Анна стала заметной фигурой и в Вашингтоне, где многократно давала показания перед важными комиссиями конгресса по самым различным вопросам, от пересылки запрещенной литературы по почте до результативности сексуального воспитания в общеобразовательных школах нескольких северных государств. Дело дошло даже до того, что однажды младший сенатор от одного из западных штатов в лифте ущипнул ее за левую ягодицу. Само собой, Анну приглашали на бесчисленные обеды, съезды, приемы, вечеринки, и всюду ее сопровождал верный Баранов. Вначале, живя в свободной атмосфере литературно-артистической Америки, Баранов напрочь лишился молчаливости, свойственной ему в последние годы жизни в Москве. Он часто смеялся, по первой же просьбе пел старые красноармейские песни, смешивал «Манхэттены» в домах друзей, охотно участвовал в дискуссиях на самые разные темы. Но через некоторое время красноречие Баранова начало давать сбои. Пережевывая арахис, односложно отвечая на вопросы, на всех общественных мероприятиях он стоял рядом с Анной, не сводил с нее глаз, ловя каждое слово, вслушивался в ее рассуждения о великом предназначении республиканской партии, современных театральных тенденциях и сложности американской конституции. Примерно в этот период у Баранова возникли проблемы со сном. Он похудел и начал работать по ночам.
Даже полуслепой, Суварнин видел, что происходит. И с нетерпением ждал великого дня. Заранее написал более чем трогательное эссе, вновь, как и в Москве, восславляющее гений друга. Суварнин принадлежал к тем писателям, которые не находят себе места из-за того, что хоть одно написанное ими слово остается неопубликованным. И тот факт, что волею судеб он не мог выразить распиравшие его чувства, подогревал нетерпение Суварнина. Кроме того, возможность вновь писать о живописи грела душу.

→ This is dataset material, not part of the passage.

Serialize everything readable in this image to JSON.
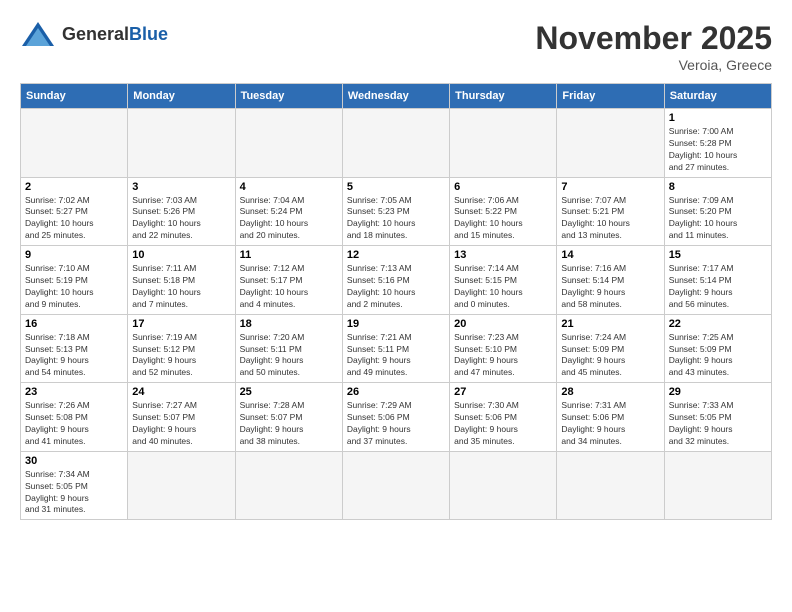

Как-то утром, после того как Анна уехала в город и в доме воцарилась тишина, Баранов зашел в комнату Суварнина.
– Я хочу, чтобы ты заглянул в мою мастерскую.
По телу критика пробежала дрожь. Пошатываясь, он вслед за Барановым пересек подъездную дорожку, разделявшую дом и амбар, который Баранов переоборудовал в мастерскую. Подслеповато щурясь, долго смотрел на огромное полотно.
– Это, это… – смущенно забормотал он, – это потрясающе! Вот. – Он достал из кармана несколько сложенных листков. – Посмотри, что я хочу сказать по этому поводу.
Дочитав хвалебное эссе, Баранов смахнул с глаз слезы. Потом шагнул к Суварнину и поцеловал его. На этот раз прятать шедевр не было никакой необходимости. Баранов осторожно скатал холст, положил в футляр и в сопровождении Суварнина поехал к своему арт-дилеру. Однако по молчаливой договоренности ни он сам, ни Суварнин ничего не сказали Анне.
Двумя месяцами позже Сергей Баранов стал новым героем мира живописи. Его арт-дилеру пришлось натянуть бархатные канаты, чтобы сдержать толпы, жаждущие взглянуть на зеленую ню. Эссе Суварнина оказалось бледной тенью тех похвал, которыми осыпали Баранова другие критики. Пикассо бессчетное количество раз упоминался в одном предложении с Барановым, а некоторые даже ставили его в один ряд с Эль Греко. «Бонуит Теллер»[6] выставил в витринах шесть зеленых ню, нарядив их в туфельки змеиной кожи и норковые манто. Барановский натюрморт «Виноград и местный сыр», который художник продал в 1940 году за двести долларов, на аукционе ушел за пять тысяч шестьсот. Музей современного искусства прислал своего представителя, чтобы уточнить детали ретроспективной выставки. Ассоциация «Мир доброй воли», в руководстве которой числились десятки политиков и капитанов бизнеса, обратилась с просьбой включить полотно в число основных экспонатов выставки американского искусства, которую ассоциация намеревалась показать за государственный счет в четырнадцати европейских странах. Даже Анна, которой, как обычно, никто не решился указать на сходство с моделью художника, осталась довольна картиной и целый вечер позволила Баранову говорить, ни разу не прервав его.
На открытии выставки американского искусства, которую развернули в Нью-Йорке, прежде чем отправить за океан, Баранов купался в лучах славы. Его фотографировали во всех позах – со стаканом «Манхэттена», жующим канапе с копченой семгой, беседующим с женой посла, в окружении поклонников, взирающим на свой шедевр. Он вознесся на сияющие вершины и, если бы в полночь за ним пришла смерть, умер бы счастливым. Более того, оглядываясь на тот вечер, Баранов горько сожалел, что он не стал в его жизни последним.